AR385 From Mexico, joined Nov 2003, 6138 posts, RR: 30
Reply 17, posted (4 months 2 weeks 4 days 23 hours ago) and read 52912 times:
Quoting CO777DAL (Reply 13): Some of you guys are great at making maps. Can someone make a map with a radius from the last know point showing how far this plane could have flown if it did fly 5 hours more. That would help a lot of us visualize up to where this plane could have gone.
If heading West, it could be India, Bangladesh, Pakistan, Sri Lanka or the Maldives. If on its current heading at point of contact loss, somewhere in China.

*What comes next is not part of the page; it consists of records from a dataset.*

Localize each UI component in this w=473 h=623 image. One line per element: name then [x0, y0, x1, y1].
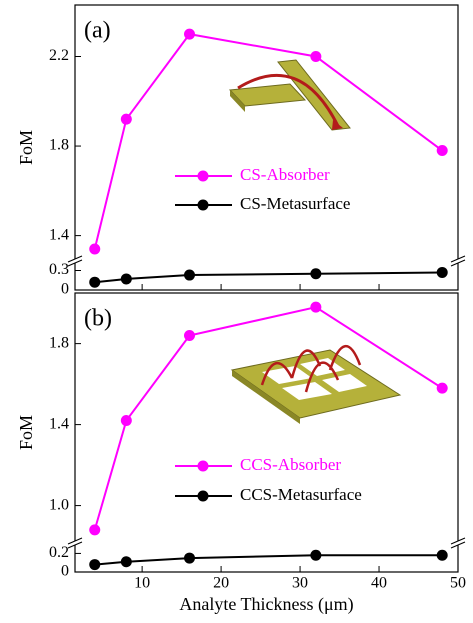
- plot-frame: [75, 293, 458, 572]
- data-point: [121, 415, 132, 426]
- panel-label: (a): [84, 18, 111, 44]
- data-point: [310, 302, 321, 313]
- figure: 1.4 1.8 2.2 0 0.3 (a) FoM CS-Absorber CS-Metasur…: [0, 0, 473, 623]
- inset-square: [232, 346, 400, 424]
- panel-label: (b): [84, 306, 112, 332]
- legend-marker: [198, 461, 209, 472]
- x-tick-label: 20: [213, 575, 229, 592]
- y-tick-label: 0.2: [49, 544, 69, 561]
- x-tick-label: 10: [134, 575, 150, 592]
- data-point: [89, 244, 100, 255]
- y-tick-label: 1.0: [49, 496, 69, 513]
- data-point: [437, 550, 448, 561]
- y-tick-label: 2.2: [49, 47, 69, 64]
- legend-label: CCS-Metasurface: [240, 485, 362, 504]
- axis-break-gap: [71, 541, 79, 545]
- legend-label: CCS-Absorber: [240, 455, 341, 474]
- data-point: [310, 550, 321, 561]
- data-point: [184, 29, 195, 40]
- legend-label: CS-Absorber: [240, 165, 330, 184]
- inset-cross: [230, 60, 350, 130]
- data-point: [121, 556, 132, 567]
- y-tick-label: 0.3: [49, 261, 69, 278]
- x-tick-label: 50: [450, 575, 466, 592]
- y-tick-label: 1.8: [49, 334, 69, 351]
- data-point: [184, 330, 195, 341]
- data-point: [89, 524, 100, 535]
- data-point: [310, 268, 321, 279]
- legend-marker: [198, 200, 209, 211]
- series-line: [95, 34, 442, 249]
- x-tick-label: 30: [292, 575, 308, 592]
- axis-break-gap: [454, 259, 462, 263]
- data-point: [121, 114, 132, 125]
- data-point: [437, 383, 448, 394]
- y-axis-label: FoM: [16, 130, 36, 165]
- legend-marker: [198, 171, 209, 182]
- axis-break-gap: [454, 541, 462, 545]
- data-point: [184, 270, 195, 281]
- y-tick-label: 1.8: [49, 137, 69, 154]
- data-point: [184, 553, 195, 564]
- y-tick-label: 1.4: [49, 226, 69, 243]
- x-axis-label: Analyte Thickness (μm): [179, 594, 353, 615]
- data-point: [121, 273, 132, 284]
- y-tick-label: 0: [61, 563, 69, 580]
- legend-marker: [198, 491, 209, 502]
- y-tick-label: 1.4: [49, 415, 69, 432]
- data-point: [89, 277, 100, 288]
- series-line: [95, 272, 442, 282]
- data-point: [89, 559, 100, 570]
- legend-label: CS-Metasurface: [240, 194, 350, 213]
- series-line: [95, 555, 442, 564]
- data-point: [437, 145, 448, 156]
- data-point: [310, 51, 321, 62]
- axis-break-gap: [71, 259, 79, 263]
- y-axis-label: FoM: [16, 415, 36, 450]
- x-tick-label: 40: [371, 575, 387, 592]
- y-tick-label: 0: [61, 281, 69, 298]
- data-point: [437, 267, 448, 278]
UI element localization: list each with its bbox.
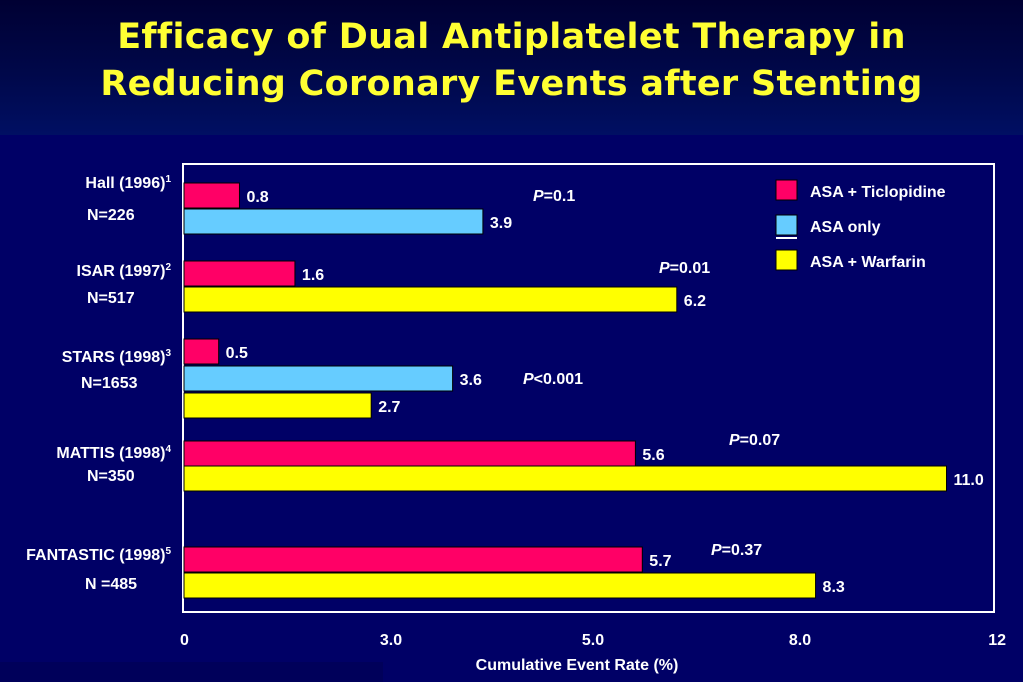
bar-ticlopidine xyxy=(183,260,296,287)
bar-value-label: 0.8 xyxy=(246,189,268,206)
x-tick-label: 0 xyxy=(180,632,189,649)
study-name-label: ISAR (1997)2 xyxy=(77,262,172,280)
study-reference-superscript: 5 xyxy=(165,546,171,557)
x-tick-label: 12 xyxy=(988,632,1006,649)
x-axis: 0 3.0 5.0 8.0 12 Cumulative Event Rate (%) xyxy=(180,632,1006,674)
slide-title: Efficacy of Dual Antiplatelet Therapy in… xyxy=(0,14,1023,108)
bar-ticlopidine xyxy=(183,440,636,467)
title-band xyxy=(0,0,1023,135)
bar-warfarin xyxy=(183,572,817,599)
bar-asa_only xyxy=(183,208,484,235)
legend-swatch-ticlopidine xyxy=(775,179,798,201)
p-symbol: P xyxy=(711,542,722,559)
study-n-label: N =485 xyxy=(85,576,137,593)
x-tick-label: 5.0 xyxy=(582,632,604,649)
bar-asa_only xyxy=(183,365,454,392)
bar-value-label: 8.3 xyxy=(823,579,845,596)
x-axis-title: Cumulative Event Rate (%) xyxy=(476,657,679,674)
x-tick-label: 8.0 xyxy=(789,632,811,649)
p-symbol: P xyxy=(533,188,544,205)
p-symbol: P xyxy=(729,432,740,449)
study-name: STARS (1998) xyxy=(62,349,166,366)
bars-layer: 0.8 3.9 1.6 6.2 0.5 3.6 2.7 5.6 11.0 5.7 8.3 xyxy=(183,182,984,599)
bar-value-label: 2.7 xyxy=(378,399,400,416)
bar-value-label: 11.0 xyxy=(954,472,984,489)
legend-label-warfarin: ASA + Warfarin xyxy=(810,254,926,271)
study-name: Hall (1996) xyxy=(85,175,165,192)
plot-frame xyxy=(182,163,995,613)
study-n-label: N=1653 xyxy=(81,375,138,392)
bar-ticlopidine xyxy=(183,338,220,365)
study-name-label: Hall (1996)1 xyxy=(85,174,171,192)
study-reference-superscript: 3 xyxy=(165,348,171,359)
bar-value-label: 5.7 xyxy=(649,553,671,570)
bar-ticlopidine xyxy=(183,546,643,573)
p-value: =0.07 xyxy=(740,432,781,449)
study-n-label: N=350 xyxy=(87,468,135,485)
p-value-label: P=0.07 xyxy=(729,432,780,449)
bar-value-label: 3.6 xyxy=(460,372,482,389)
bar-value-label: 5.6 xyxy=(642,447,664,464)
study-name: MATTIS (1998) xyxy=(56,445,165,462)
bar-ticlopidine xyxy=(183,182,240,209)
bar-value-label: 0.5 xyxy=(226,345,248,362)
legend-label-ticlopidine: ASA + Ticlopidine xyxy=(810,184,946,201)
bar-value-label: 1.6 xyxy=(302,267,324,284)
p-symbol: P xyxy=(659,260,670,277)
p-value-label: P=0.1 xyxy=(533,188,575,205)
bar-value-label: 6.2 xyxy=(684,293,706,310)
bar-warfarin xyxy=(183,392,372,419)
study-name: ISAR (1997) xyxy=(77,263,166,280)
p-value: <0.001 xyxy=(534,371,583,388)
study-n-label: N=517 xyxy=(87,290,135,307)
study-reference-superscript: 4 xyxy=(165,444,171,455)
study-reference-superscript: 2 xyxy=(165,262,171,273)
p-value: =0.1 xyxy=(544,188,576,205)
p-value-label: P<0.001 xyxy=(523,371,583,388)
p-value: =0.01 xyxy=(670,260,711,277)
legend-label-asa_only: ASA only xyxy=(810,219,881,236)
study-name-label: STARS (1998)3 xyxy=(62,348,172,366)
study-n-label: N=226 xyxy=(87,207,135,224)
study-name: FANTASTIC (1998) xyxy=(26,547,165,564)
slide-title-line-1: Efficacy of Dual Antiplatelet Therapy in xyxy=(117,17,906,57)
bar-warfarin xyxy=(183,465,947,492)
slide-title-line-2: Reducing Coronary Events after Stenting xyxy=(100,64,923,104)
p-value: =0.37 xyxy=(722,542,763,559)
p-value-label: P=0.37 xyxy=(711,542,762,559)
legend-swatch-warfarin xyxy=(775,249,798,271)
p-symbol: P xyxy=(523,371,534,388)
study-name-label: MATTIS (1998)4 xyxy=(56,444,171,462)
p-value-label: P=0.01 xyxy=(659,260,710,277)
bar-warfarin xyxy=(183,286,678,313)
footer-strip xyxy=(0,662,383,682)
study-reference-superscript: 1 xyxy=(165,174,171,185)
study-name-label: FANTASTIC (1998)5 xyxy=(26,546,171,564)
x-tick-label: 3.0 xyxy=(380,632,402,649)
bar-value-label: 3.9 xyxy=(490,215,512,232)
legend: ASA + Ticlopidine ASA only ASA + Warfarin xyxy=(775,179,946,271)
legend-swatch-asa_only xyxy=(775,214,798,236)
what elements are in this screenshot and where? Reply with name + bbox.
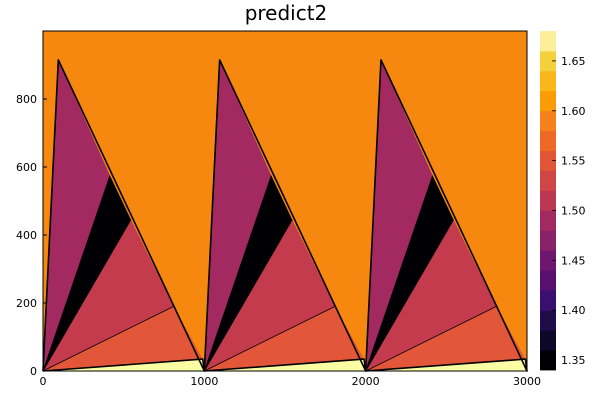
y-tick-label: 800 [16, 93, 37, 106]
contour-line-1-3 [42, 306, 174, 372]
contour-line-2-3 [204, 306, 336, 372]
colorbar-tick-label: 1.35 [561, 354, 586, 367]
colorbar-swatch [540, 270, 556, 291]
colorbar-swatch [540, 290, 556, 311]
colorbar-swatch [540, 110, 556, 132]
region-1-2 [43, 175, 131, 371]
colorbar-swatch [540, 50, 556, 72]
y-tick-label: 0 [30, 365, 37, 378]
colorbar-swatch [540, 230, 556, 251]
x-axis: 0 1000 2000 3000 [40, 367, 541, 388]
colorbar-swatch [540, 310, 556, 331]
region-3-3 [365, 219, 497, 371]
contour-line-2-2 [203, 219, 293, 372]
contour-line-2-1 [203, 175, 272, 372]
colorbar-swatch [540, 31, 556, 52]
region-1-4 [43, 306, 203, 371]
colorbar-swatch [540, 150, 556, 171]
colorbar-swatch [540, 350, 556, 371]
region-2-3 [204, 219, 336, 371]
x-tick-label: 1000 [190, 375, 218, 388]
region-1-3 [43, 219, 174, 371]
x-tick-label: 0 [40, 375, 47, 388]
colorbar-swatch [540, 210, 556, 231]
region-2-2 [204, 175, 293, 371]
colorbar-tick-label: 1.45 [561, 254, 586, 267]
colorbar-tick-label: 1.40 [561, 304, 586, 317]
x-tick-label: 2000 [352, 375, 380, 388]
colorbar-swatch [540, 90, 556, 112]
contour-line-1-2 [42, 219, 132, 372]
y-axis: 0 200 400 600 800 [16, 93, 47, 378]
colorbar-swatch [540, 170, 556, 191]
colorbar-swatch [540, 250, 556, 271]
colorbar-tick-label: 1.50 [561, 204, 586, 217]
contour-line-3-2 [365, 219, 454, 372]
colorbar-tick-label: 1.55 [561, 155, 586, 168]
plot-frame [42, 30, 528, 372]
colorbar-swatch [540, 330, 556, 351]
region-2-1 [204, 59, 272, 372]
chart-title: predict2 [245, 1, 328, 25]
colorbar-swatch [540, 70, 556, 92]
region-3-2 [365, 175, 454, 371]
contour-line-1-1 [42, 175, 111, 372]
region-2-4 [204, 306, 365, 371]
colorbar-tick-label: 1.60 [561, 105, 586, 118]
contour-line-3-3 [365, 306, 497, 372]
region-1-1 [43, 59, 110, 372]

I know we do not know for sure and that we are all just guessing at this point in time, but I highly doubt the captain would hijack the plane or allow it to be hijacked. He was experienced and had been with the airline since the 1980s.
Quoting nm2582 (Reply 11): What conditions have to be met for "end of flight" to be triggered and this summary set? If we're talking about a controlled proper engine shutdown, then things are about to get super, super interesting...
Very true. Could it also have been that it sent the summary when the engines turned off because of a crash, so more of a mechanical or forced shutdown rather than a proper shutdown?
Also, have the authorities been able to verify the report of the New Zealand oil ridge worker or are people blowing that off at this point? Do we know when there will be verification or further investigation into what the Chinese satellite saw?
sipadan From United States of America, joined Mar 2014, 319 posts, RR: 0
Reply 22, posted (4 months 2 weeks 4 days 23 hours ago) and read 52027 times:
If WSJ reporting is accurate, and data interpretation is conclusive and bears out that the plane was aloft for another 4 hours, the only possibility is that the plane was commandeered by either crew or "terrorists". What is MOST PROBABLE, and what I've heard is now driving the main vein of the investigation, is the Captain acting alone. There has been some speculation, in "reputable" circles, that the pilot of MH370 was afflicted by a type of delusional personalty disorder. Particularly a propensity towards grandiosity and ego-inflation, which may have been catalysts to an event such as is now unfolding. Again, this is very preliminary, perfunctory speculation but IS THE line of logic currently driving the investigation. As for the status of a/c and passengers, officials are being very cautious about releasing any pertinent information as the situation is "very fluid" and "dynamic" and of a "sensitive" nature. I will post more when I have more info.